Motor: Iterating Over Results, The Grand Conclusion
This is another post about Motor, my non-blocking driver for MongoDB and Tornado.
Last week I asked for your help improving Motor's iteration API, and I got invaluable responses here and on the Tornado mailing list. Today I'm pushing to GitHub some breaking changes to the API that'll greatly improve MotorCursor's ease of use.
(Note: I'm continuing to not make version numbers for Motor, since it's going to join PyMongo soon. Meanwhile, to protect yourself against API changes, pip install Motor with a specific git hash until you're ready to upgrade.)
next_object
After getting some inspiration from Ben Darnell on the Tornado list, I added to MotorCursor a fetch_next
attribute. You yield fetch_next
from a Tornado coroutine, and if it sends back True
, then next_object
is guaranteed to have a document for you. So iterating over a MotorCursor is now quite nice:
@gen.engine
def f():
cursor = collection.find()
while (yield cursor.fetch_next):
document = cursor.next_object()
print document
How does this work? Whenever you yield fetch_next
, MotorCursor checks if it has another document already batched. If so, it doesn't need to contact the server, it just sends True
back into your coroutine. Your coroutine then calls next_object
, which simply pops a document off the list.
If there aren't any more documents in the current batch, but the cursor's still alive, fetch_next
fetches another batch from the server and then sends True
into the coroutine.
And finally, if the cursor is exhausted, fetch_next
sends False
and your coroutine exits the while-loop.
This new style of iteration handles all the edge cases the previous "while cursor.alive
" style failed at: it's an especially big win for the case where find()
found no documents at all. I like this new idiom a lot; let me know what you think.

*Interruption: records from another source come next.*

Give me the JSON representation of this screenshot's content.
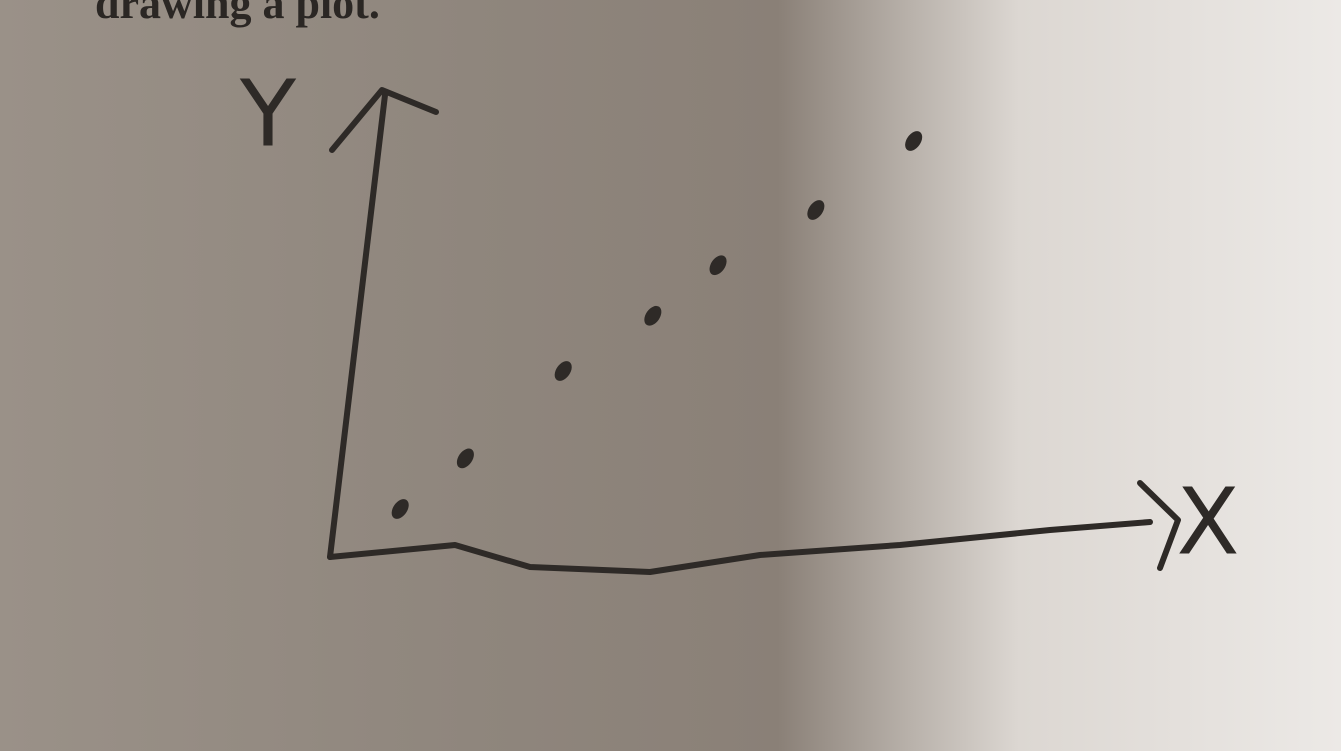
{
  "chart_data": {
    "type": "scatter",
    "caption": "drawing a plot.",
    "x_label": "X",
    "y_label": "Y",
    "x": [
      0.8,
      1.6,
      2.8,
      3.9,
      4.7,
      5.9,
      7.1
    ],
    "values": [
      1.0,
      2.1,
      4.0,
      5.2,
      6.3,
      7.5,
      9.0
    ],
    "color": "#2e2a27",
    "xlim": [
      0,
      10
    ],
    "ylim": [
      0,
      10
    ]
  }
}
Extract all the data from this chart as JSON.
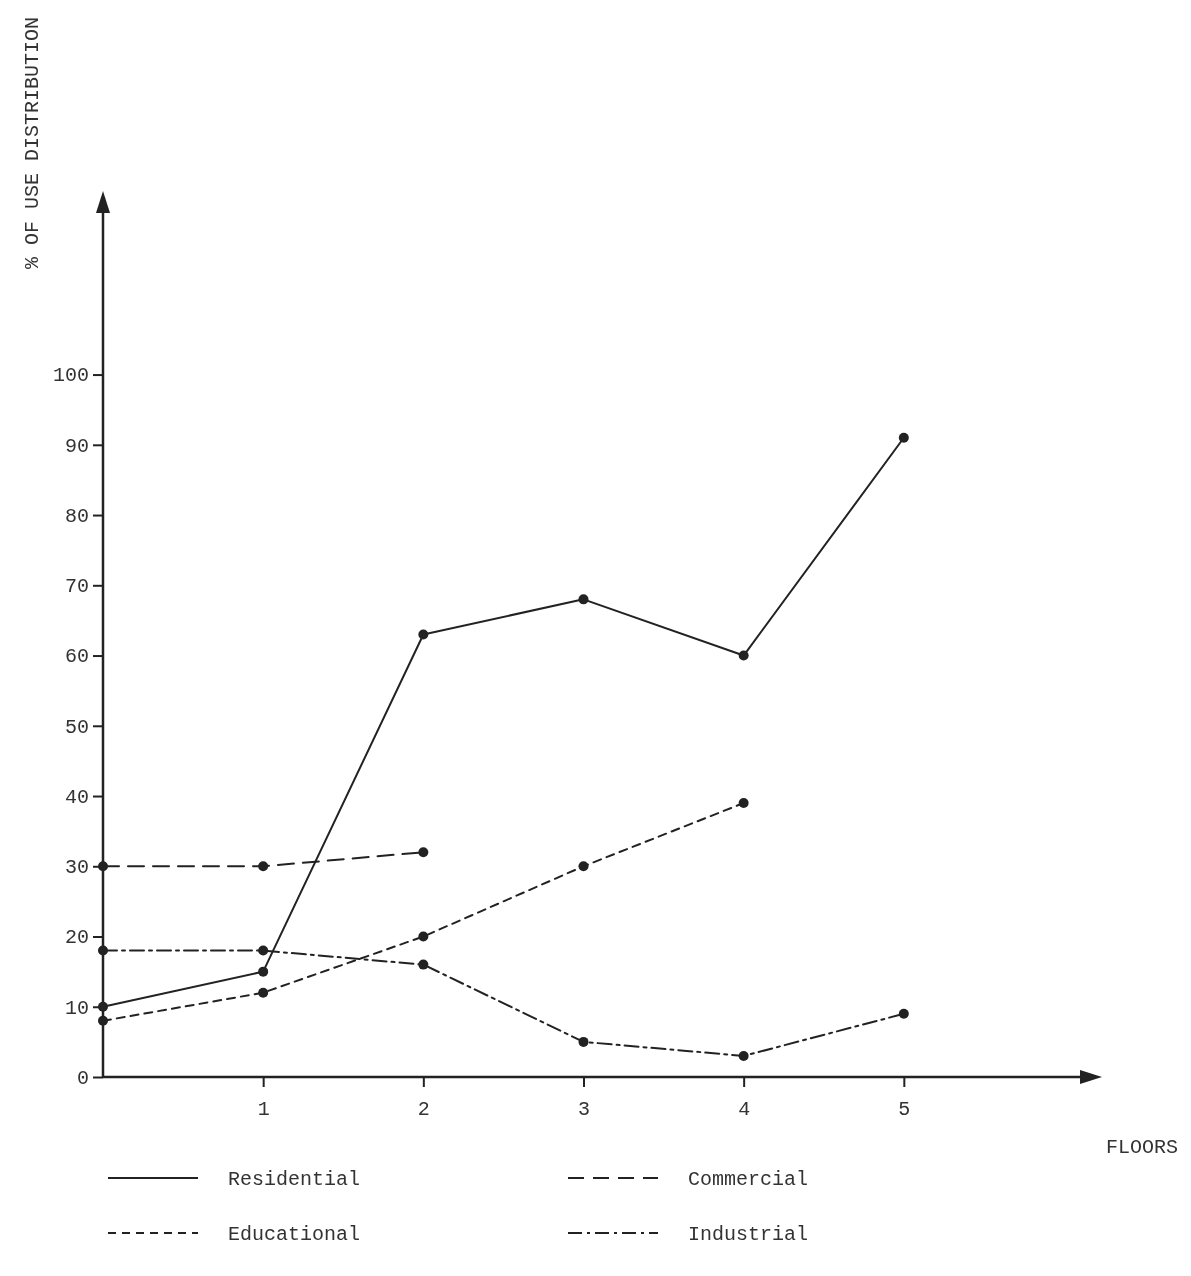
{
  "chart_data": {
    "type": "line",
    "xlabel": "FLOORS",
    "ylabel": "% OF USE DISTRIBUTION",
    "x": [
      0,
      1,
      2,
      3,
      4,
      5
    ],
    "series": [
      {
        "name": "Residential",
        "color": "#222222",
        "line_style": "solid",
        "values": [
          10,
          15,
          63,
          68,
          60,
          91
        ]
      },
      {
        "name": "Commercial",
        "color": "#222222",
        "line_style": "dashed",
        "values": [
          30,
          30,
          32,
          null,
          null,
          null
        ]
      },
      {
        "name": "Educational",
        "color": "#222222",
        "line_style": "dotted",
        "values": [
          8,
          12,
          20,
          30,
          39,
          null
        ]
      },
      {
        "name": "Industrial",
        "color": "#222222",
        "line_style": "dashdot",
        "values": [
          18,
          18,
          16,
          5,
          3,
          9
        ]
      }
    ],
    "xlim": [
      0,
      6.1
    ],
    "ylim": [
      0,
      123
    ],
    "xticks": [
      1,
      2,
      3,
      4,
      5
    ],
    "yticks": [
      0,
      10,
      20,
      30,
      40,
      50,
      60,
      70,
      80,
      90,
      100
    ],
    "marker": "circle",
    "grid": false,
    "legend": "bottom"
  }
}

Migration: If you have any loops using while cursor.alive
, you'll need to rewrite them in the style shown above. I had some special hacks in place to make cursor.alive
useful for loops like this, but I've now removed those hacks, and you shouldn't rely on cursor.alive
to tell you whether a cursor has more documents or not. Only rely on fetch_next
for that. Furthermore, next_object
is now synchronous. It doesn't take a callback, so you can no longer do this:
# old syntax
document = yield motor.Op(cursor.next_object)
to_list
Shane Spencer on the Tornado list insisted I should add a length
argument to MotorCursor.to_list
so you could say, "Get me a certain number of documents from the result set." I finally saw he was right, so I've added the option.
@gen.engine
def f():
cursor = collection.find()
results = yield motor.Op(cursor.to_list, 10)
while results:
print results
results = yield motor.Op(cursor.to_list, 10)
(Thanks to Andrew Downing for suggesting this loop style, apparently it's called a "Yourdon loop.")
This is a nice addition for chunking up your documents and not holding too much in memory. Note that the actual number of documents fetched per batch is controlled by batch_size
, not by the length
argument. But you can prevent your program from downloading all the batches at once if you pass a length
. (I hope that makes sense.)
Migration: If you ever called to_list
with an explicit callback as a positional argument, like this:
cursor.to_list(my_callback)
... then my_callback will now be interpreted as the length
argument and you'll get an exception:
TypeError: Wrong type for length, value must be an integer
Pass it as a keyword-argument instead:
cursor.to_list(callback=my_callback)
Most Motor methods require you to pass the callback as a keyword argument, anyway, so you might as well use this style for all methods.
each
MotorCursor.each
hasn't changed. It continues to be a pretty useless method, in my opinion, but it keeps Motor close to the MongoDB Node.js Driver's API so I'm not going to remove it.
In Conclusion
I asked for your help and I got it; everyone's critiques helped me seriously improve Motor. I'm glad I did this before I had to freeze the API. The new API is so much better.